Impôt successoral—Legs des immeubles à la veuve avec dévolution aux enfants en cas de remariage—Assujettisse- ment à l'impôt—Loi de l'impôt sur les biens transmis par décès, art. 7(1)a).
Par testament, D a laissé le reliquat de ses biens à son épouse, sous réserve que si elle se remariait, les biens immeubles seraient dévolus à ses enfants.
Arrêt: la valeur des immeubles doit être incluse dans la valeur globale nette de sa succession aux fins de l'impôt successoral. Le testament crée une substitution au sens du Code civil et une «constitution» au sens de l'article 7(1)a) de la Loi de l'impôt sur les biens transmis par décès. Les immeubles n'étaient pas «dévolus irrévocablement» à l'épouse comme l'exige l'article 7(1)a).

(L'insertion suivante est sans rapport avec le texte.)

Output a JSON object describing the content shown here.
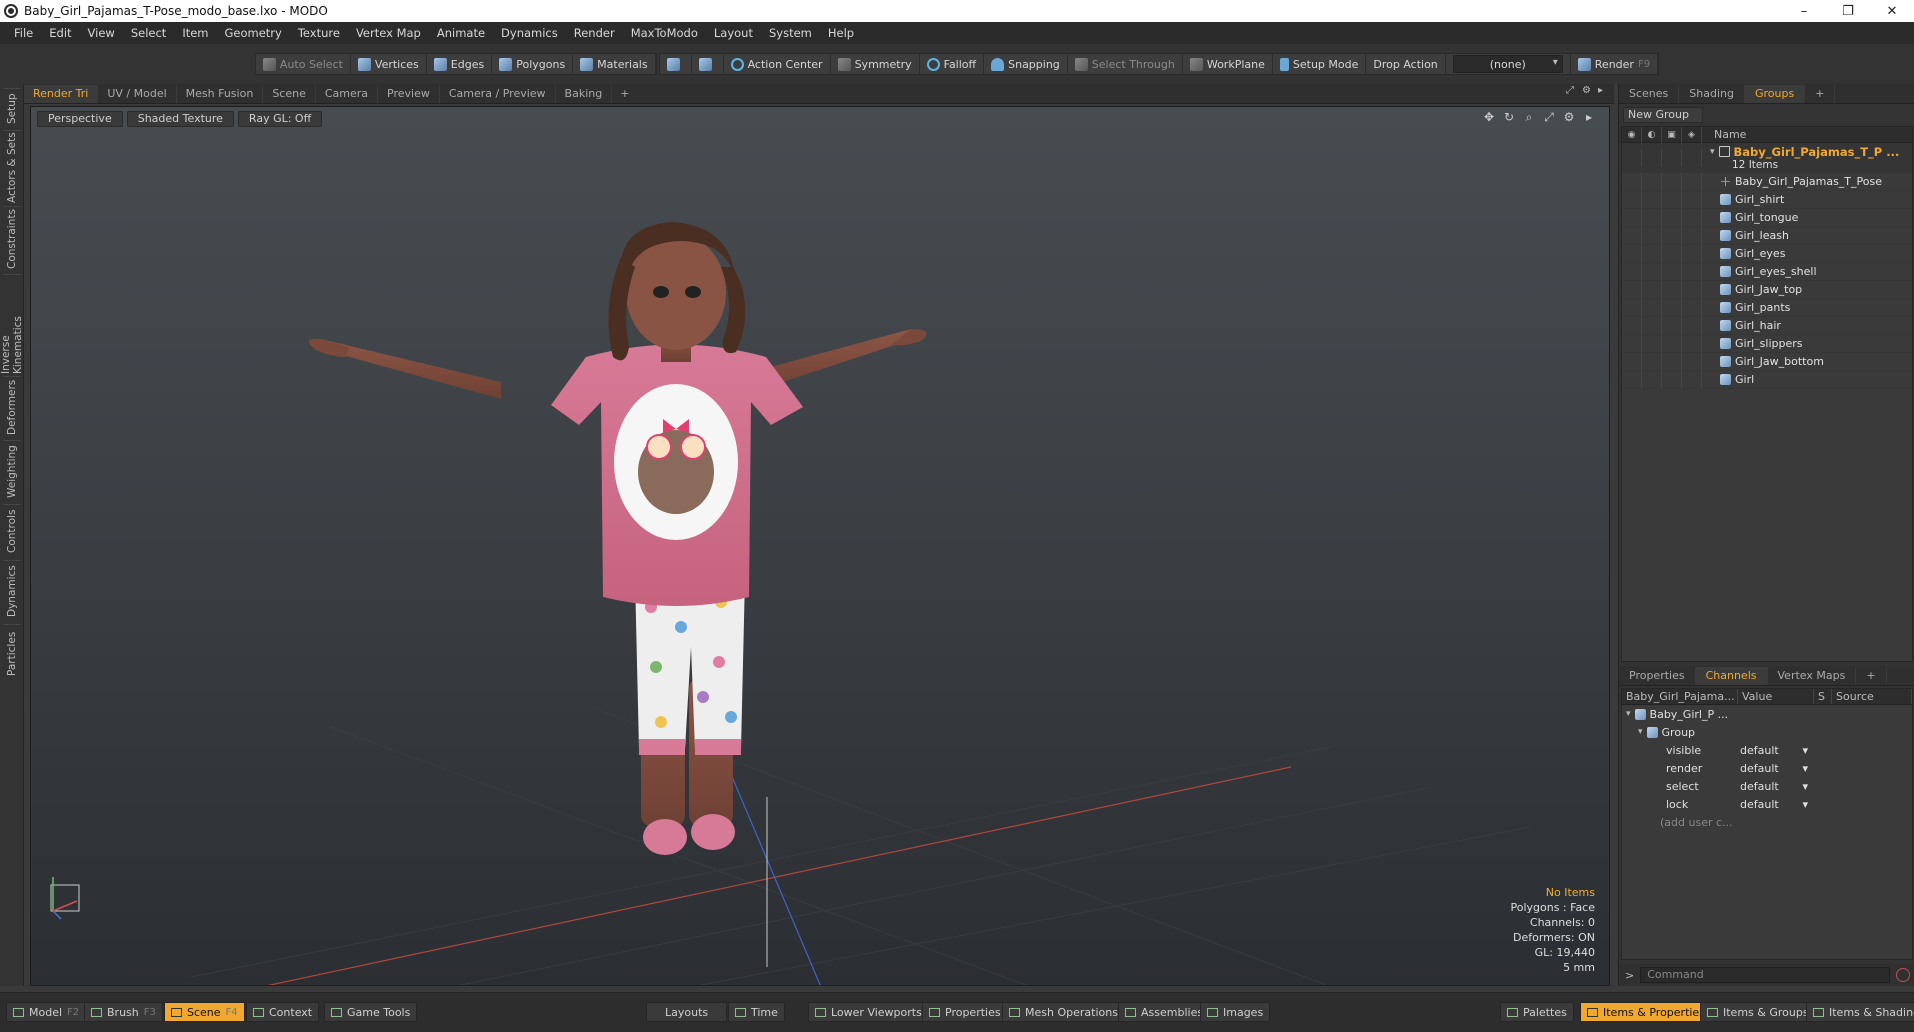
{
  "window": {
    "title": "Baby_Girl_Pajamas_T-Pose_modo_base.lxo - MODO",
    "minimize": "–",
    "maximize": "❐",
    "close": "✕"
  },
  "menu": [
    "File",
    "Edit",
    "View",
    "Select",
    "Item",
    "Geometry",
    "Texture",
    "Vertex Map",
    "Animate",
    "Dynamics",
    "Render",
    "MaxToModo",
    "Layout",
    "System",
    "Help"
  ],
  "toolbar": {
    "auto_select": "Auto Select",
    "vertices": "Vertices",
    "edges": "Edges",
    "polygons": "Polygons",
    "materials": "Materials",
    "action_center": "Action Center",
    "symmetry": "Symmetry",
    "falloff": "Falloff",
    "snapping": "Snapping",
    "select_through": "Select Through",
    "workplane": "WorkPlane",
    "setup_mode": "Setup Mode",
    "drop_action_label": "Drop Action",
    "drop_action_value": "(none)",
    "render": "Render",
    "render_key": "F9"
  },
  "left_tabs": [
    "Setup",
    "Actors & Sets",
    "Constraints",
    "Inverse Kinematics",
    "Deformers",
    "Weighting",
    "Controls",
    "Dynamics",
    "Particles"
  ],
  "viewport_tabs": [
    "Render Tri",
    "UV / Model",
    "Mesh Fusion",
    "Scene",
    "Camera",
    "Preview",
    "Camera / Preview",
    "Baking"
  ],
  "viewport_tabs_plus": "+",
  "viewport": {
    "perspective": "Perspective",
    "shading": "Shaded Texture",
    "raygl": "Ray GL: Off",
    "hud": {
      "no_items": "No Items",
      "polygons": "Polygons : Face",
      "channels": "Channels: 0",
      "deformers": "Deformers: ON",
      "gl": "GL: 19,440",
      "scale": "5 mm"
    }
  },
  "right_tabs": [
    "Scenes",
    "Shading",
    "Groups"
  ],
  "right_tabs_plus": "+",
  "groups": {
    "new_group": "New Group",
    "name_header": "Name",
    "group_name": "Baby_Girl_Pajamas_T_P ...",
    "group_count": "12 Items",
    "items": [
      "Baby_Girl_Pajamas_T_Pose",
      "Girl_shirt",
      "Girl_tongue",
      "Girl_leash",
      "Girl_eyes",
      "Girl_eyes_shell",
      "Girl_Jaw_top",
      "Girl_pants",
      "Girl_hair",
      "Girl_slippers",
      "Girl_Jaw_bottom",
      "Girl"
    ]
  },
  "channel_tabs": [
    "Properties",
    "Channels",
    "Vertex Maps"
  ],
  "channel_tabs_plus": "+",
  "channels": {
    "header_name": "Baby_Girl_Pajama...",
    "header_value": "Value",
    "header_s": "S",
    "header_source": "Source",
    "item": "Baby_Girl_P ...",
    "group": "Group",
    "rows": [
      {
        "name": "visible",
        "value": "default"
      },
      {
        "name": "render",
        "value": "default"
      },
      {
        "name": "select",
        "value": "default"
      },
      {
        "name": "lock",
        "value": "default"
      }
    ],
    "add_user": "(add user c..."
  },
  "command": {
    "prompt": ">",
    "placeholder": "Command"
  },
  "bottom": {
    "model": "Model",
    "model_key": "F2",
    "brush": "Brush",
    "brush_key": "F3",
    "scene": "Scene",
    "scene_key": "F4",
    "context": "Context",
    "game_tools": "Game Tools",
    "layouts": "Layouts",
    "time": "Time",
    "lower_viewports": "Lower Viewports",
    "properties": "Properties",
    "mesh_operations": "Mesh Operations",
    "assemblies": "Assemblies",
    "images": "Images",
    "palettes": "Palettes",
    "items_properties": "Items & Properties",
    "items_groups": "Items & Groups",
    "items_shading": "Items & Shading"
  },
  "colors": {
    "accent": "#f0a830",
    "shirt": "#d77a97",
    "skin": "#8a5444",
    "hair": "#4a2e22"
  }
}
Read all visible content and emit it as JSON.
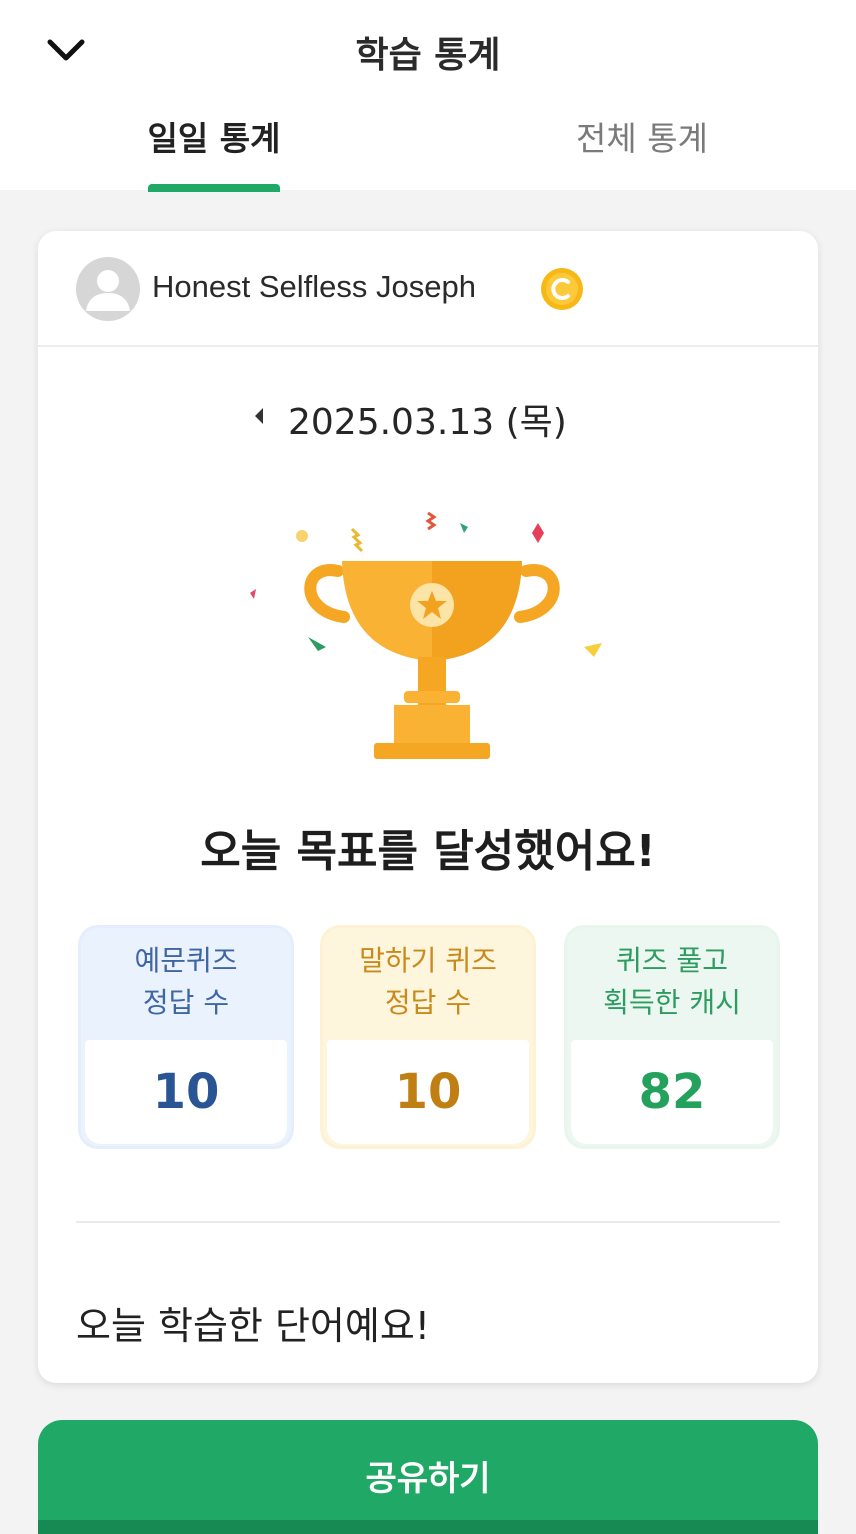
{
  "header": {
    "title": "학습 통계",
    "tabs": [
      {
        "label": "일일 통계",
        "active": true
      },
      {
        "label": "전체 통계",
        "active": false
      }
    ]
  },
  "profile": {
    "name": "Honest Selfless Joseph",
    "badge_icon": "coin-icon"
  },
  "date": {
    "text": "2025.03.13 (목)"
  },
  "achievement": {
    "message": "오늘 목표를 달성했어요!"
  },
  "stats": [
    {
      "line1": "예문퀴즈",
      "line2": "정답 수",
      "value": "10",
      "color": "#2a5594"
    },
    {
      "line1": "말하기 퀴즈",
      "line2": "정답 수",
      "value": "10",
      "color": "#c07f13"
    },
    {
      "line1": "퀴즈 풀고",
      "line2": "획득한 캐시",
      "value": "82",
      "color": "#23a15d"
    }
  ],
  "words_section": {
    "title": "오늘 학습한 단어예요!"
  },
  "share_button": {
    "label": "공유하기"
  },
  "colors": {
    "accent": "#1fa866",
    "coin": "#f7b816"
  }
}
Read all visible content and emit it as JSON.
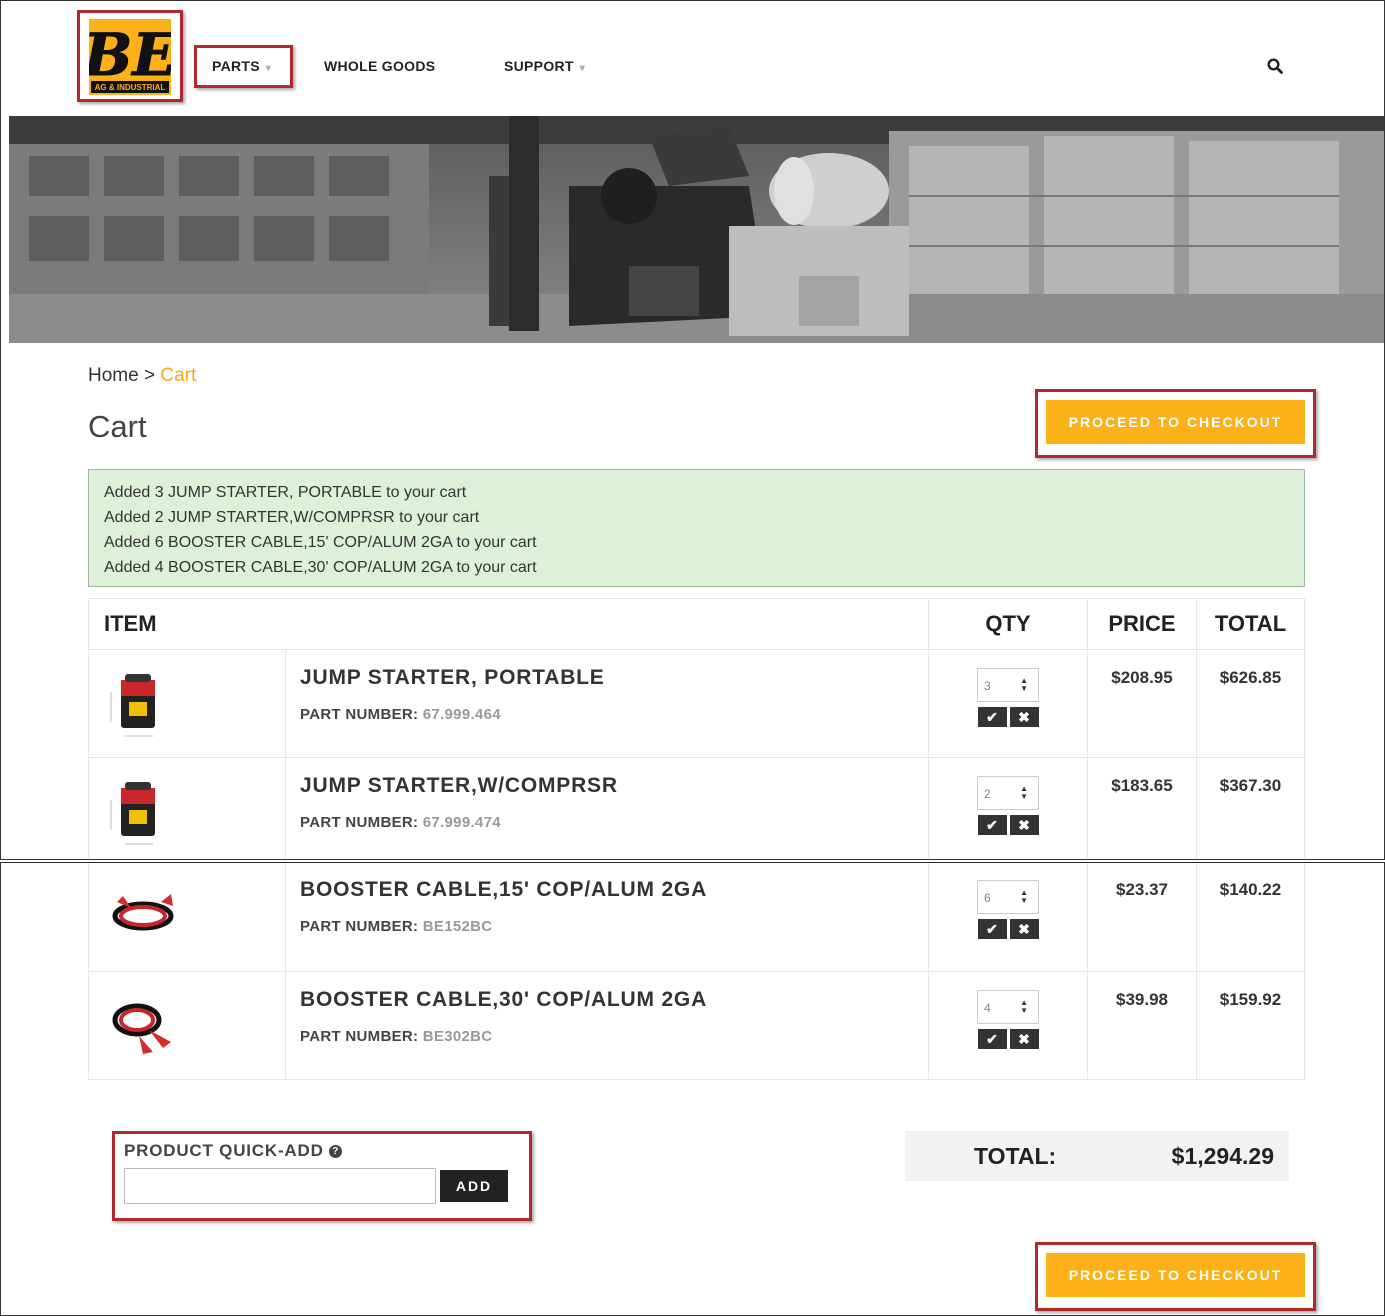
{
  "brand": {
    "logo_text": "BE",
    "logo_subtext": "AG & INDUSTRIAL",
    "accent": "#fbb117",
    "highlight": "#b3282d"
  },
  "nav": {
    "items": [
      {
        "label": "PARTS",
        "has_dropdown": true
      },
      {
        "label": "WHOLE GOODS",
        "has_dropdown": false
      },
      {
        "label": "SUPPORT",
        "has_dropdown": true
      }
    ],
    "search_icon": "search-icon"
  },
  "breadcrumb": {
    "home": "Home",
    "sep": ">",
    "current": "Cart"
  },
  "page_title": "Cart",
  "checkout_label": "PROCEED TO CHECKOUT",
  "alert_messages": [
    "Added 3 JUMP STARTER, PORTABLE to your cart",
    "Added 2 JUMP STARTER,W/COMPRSR to your cart",
    "Added 6 BOOSTER CABLE,15' COP/ALUM 2GA to your cart",
    "Added 4 BOOSTER CABLE,30' COP/ALUM 2GA to your cart"
  ],
  "table": {
    "headers": {
      "item": "ITEM",
      "qty": "QTY",
      "price": "PRICE",
      "total": "TOTAL"
    },
    "part_label": "PART NUMBER:",
    "rows": [
      {
        "name": "JUMP STARTER, PORTABLE",
        "part": "67.999.464",
        "qty": "3",
        "price": "$208.95",
        "total": "$626.85",
        "image": "jump-starter"
      },
      {
        "name": "JUMP STARTER,W/COMPRSR",
        "part": "67.999.474",
        "qty": "2",
        "price": "$183.65",
        "total": "$367.30",
        "image": "jump-starter"
      },
      {
        "name": "BOOSTER CABLE,15' COP/ALUM 2GA",
        "part": "BE152BC",
        "qty": "6",
        "price": "$23.37",
        "total": "$140.22",
        "image": "booster-cable"
      },
      {
        "name": "BOOSTER CABLE,30' COP/ALUM 2GA",
        "part": "BE302BC",
        "qty": "4",
        "price": "$39.98",
        "total": "$159.92",
        "image": "booster-cable"
      }
    ]
  },
  "quick_add": {
    "label": "PRODUCT QUICK-ADD",
    "help_icon": "help-icon",
    "value": "",
    "button": "ADD"
  },
  "summary": {
    "total_label": "TOTAL:",
    "total_value": "$1,294.29"
  }
}
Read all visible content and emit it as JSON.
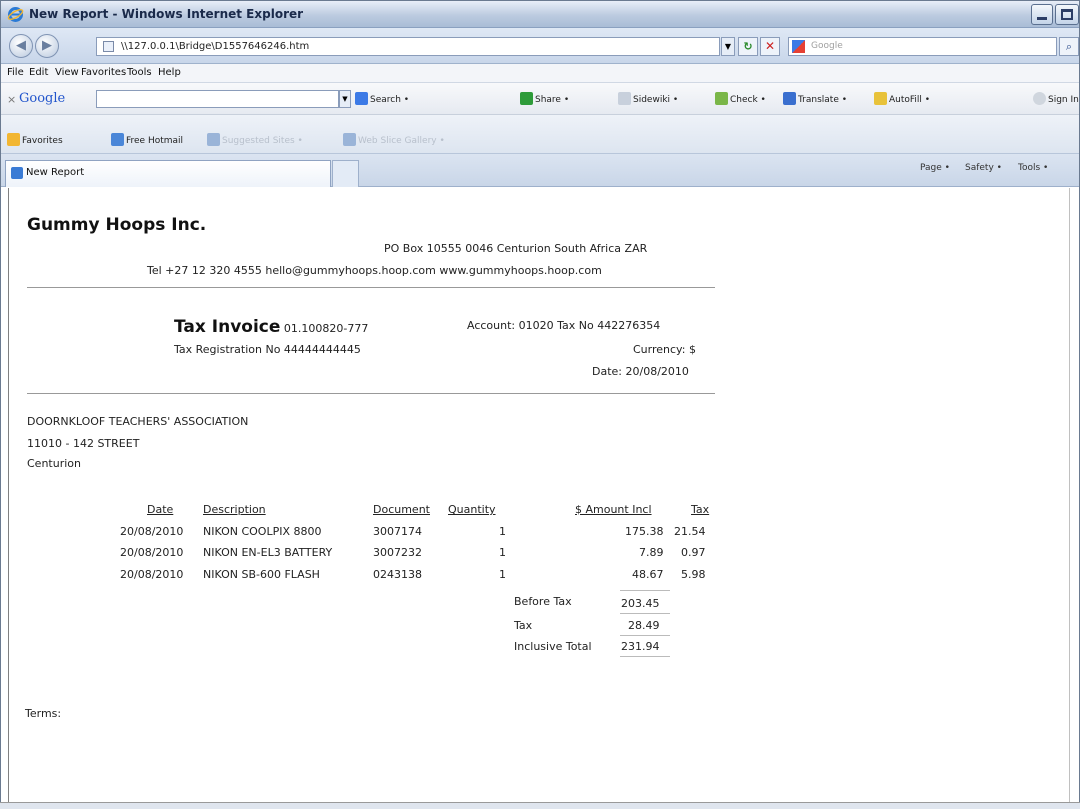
{
  "window": {
    "title": "New Report - Windows Internet Explorer"
  },
  "address": {
    "url": "\\\\127.0.0.1\\Bridge\\D1557646246.htm"
  },
  "search": {
    "placeholder": "Google"
  },
  "menu": [
    "File",
    "Edit",
    "View",
    "Favorites",
    "Tools",
    "Help"
  ],
  "google_toolbar": {
    "label": "Google",
    "items": [
      "Search •",
      "Share •",
      "Sidewiki •",
      "Check •",
      "Translate •",
      "AutoFill •",
      "Sign In"
    ]
  },
  "favorites_bar": {
    "favorites_label": "Favorites",
    "items": [
      "Free Hotmail",
      "Suggested Sites •",
      "Web Slice Gallery •"
    ]
  },
  "tab": {
    "label": "New Report"
  },
  "command_bar": [
    "Page •",
    "Safety •",
    "Tools •"
  ],
  "report": {
    "company": "Gummy Hoops Inc.",
    "address": "PO Box 10555 0046 Centurion South Africa ZAR",
    "contact": "Tel +27 12 320 4555 hello@gummyhoops.hoop.com www.gummyhoops.hoop.com",
    "doc_title": "Tax Invoice",
    "doc_number": "01.100820-777",
    "tax_reg": "Tax Registration No 44444444445",
    "account": "Account: 01020 Tax No 442276354",
    "currency": "Currency: $",
    "date": "Date: 20/08/2010",
    "customer": {
      "name": "DOORNKLOOF TEACHERS' ASSOCIATION",
      "street": "11010 - 142 STREET",
      "city": "Centurion"
    },
    "columns": {
      "date": "Date",
      "description": "Description",
      "document": "Document",
      "quantity": "Quantity",
      "amount": "$ Amount Incl",
      "tax": "Tax"
    },
    "rows": [
      {
        "date": "20/08/2010",
        "description": "NIKON COOLPIX 8800",
        "document": "3007174",
        "quantity": "1",
        "amount": "175.38",
        "tax": "21.54"
      },
      {
        "date": "20/08/2010",
        "description": "NIKON EN-EL3 BATTERY",
        "document": "3007232",
        "quantity": "1",
        "amount": "7.89",
        "tax": "0.97"
      },
      {
        "date": "20/08/2010",
        "description": "NIKON SB-600 FLASH",
        "document": "0243138",
        "quantity": "1",
        "amount": "48.67",
        "tax": "5.98"
      }
    ],
    "totals": {
      "before_tax_label": "Before Tax",
      "before_tax": "203.45",
      "tax_label": "Tax",
      "tax": "28.49",
      "inclusive_label": "Inclusive Total",
      "inclusive": "231.94"
    },
    "terms": "Terms:"
  }
}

APPEL d'une décision de la Commission de révision de l'impôt.
AVOCATS:
Paul Martineau, c.r., pour l'appelante. André Gauthier pour l'intimée.
PROCUREURS:
Martineau et Forget, Hull, pour l'appelante.
Le sous-procureur général du Canada pour l'intimée.
LE JUGE PRATTE—II s'agit d'un appel d'une décision de la Commission de révision de l'im- pôt qui a confirmé la décision du ministre du Revenu national de réclamer un montant de $3,036.75 de l'appelante en vertu de la Loi de l'impôt sur les biens transmis par décès, S.R.C. 1970, c. E-9.
Les faits qui ont donné naissance au litige ne sont pas contestés. D'ailleurs, au début de l'au- dition les avocats des parties ont déposé au dossier un document intitulé «Entente sur les faits» qu'il convient de citer:
1. Paul Dontigny est décédé le ou vers le 12 mai 1970.
2. Feu Paul Dontigny était domicilié à Lac Cayamant, comté de Pontiac, province de Québec.
3. Il était l'époux de Darne Georgette Rondeau.
4. Par testament daté du 13 mars 1953, (Exhibit E-1), passé devant le notaire Cléo Vaillancourt et apparaissant sous le numéro 492 de ses minutes, feu Paul Dontigny a nommé Dame Georgette Rondeau, exécutrice testamentaire.
5. Le testateur, Paul Dontigny, disposa de ses biens ainsi qu'il appert des clauses quatrième et neuvième dudit testament:
a) Article quatrième: Je lègue tous mes biens meubles et immeubles, sans exception, que je délaisserai à mon décès, y compris les assurances que j'aurai sur ma vie à l'heure de ma mort, à mon épouse, Dame GEORGETTE RONDEAU, que j'institue ma légataire universelle; aux con ditions mentionnées à l'article neuf;
b) Article neuvième: Si mon épouse et légataire univer- selle ne garde pas viduité et se remarie, j'entends que tous mes biens immobiliers soient dévolus à mes enfants vivant lors du second mariage de leur mère et à défâut d'enfants vivant, aux enfant de ces derniers,
6. La valeur globale nette des biens laissés par le de cujus est de $85,395.76, dont $57,075.00 de biens immobiliers.
7. Par Avis de Cotisation daté du 17 mai 1971, le Ministre du Revenu National avisait l'Appelante qu'il avait établi une cotisation d'impôt de $3,036.75 en vertu de la Loi de l'impôt sur les biens transmis par décès.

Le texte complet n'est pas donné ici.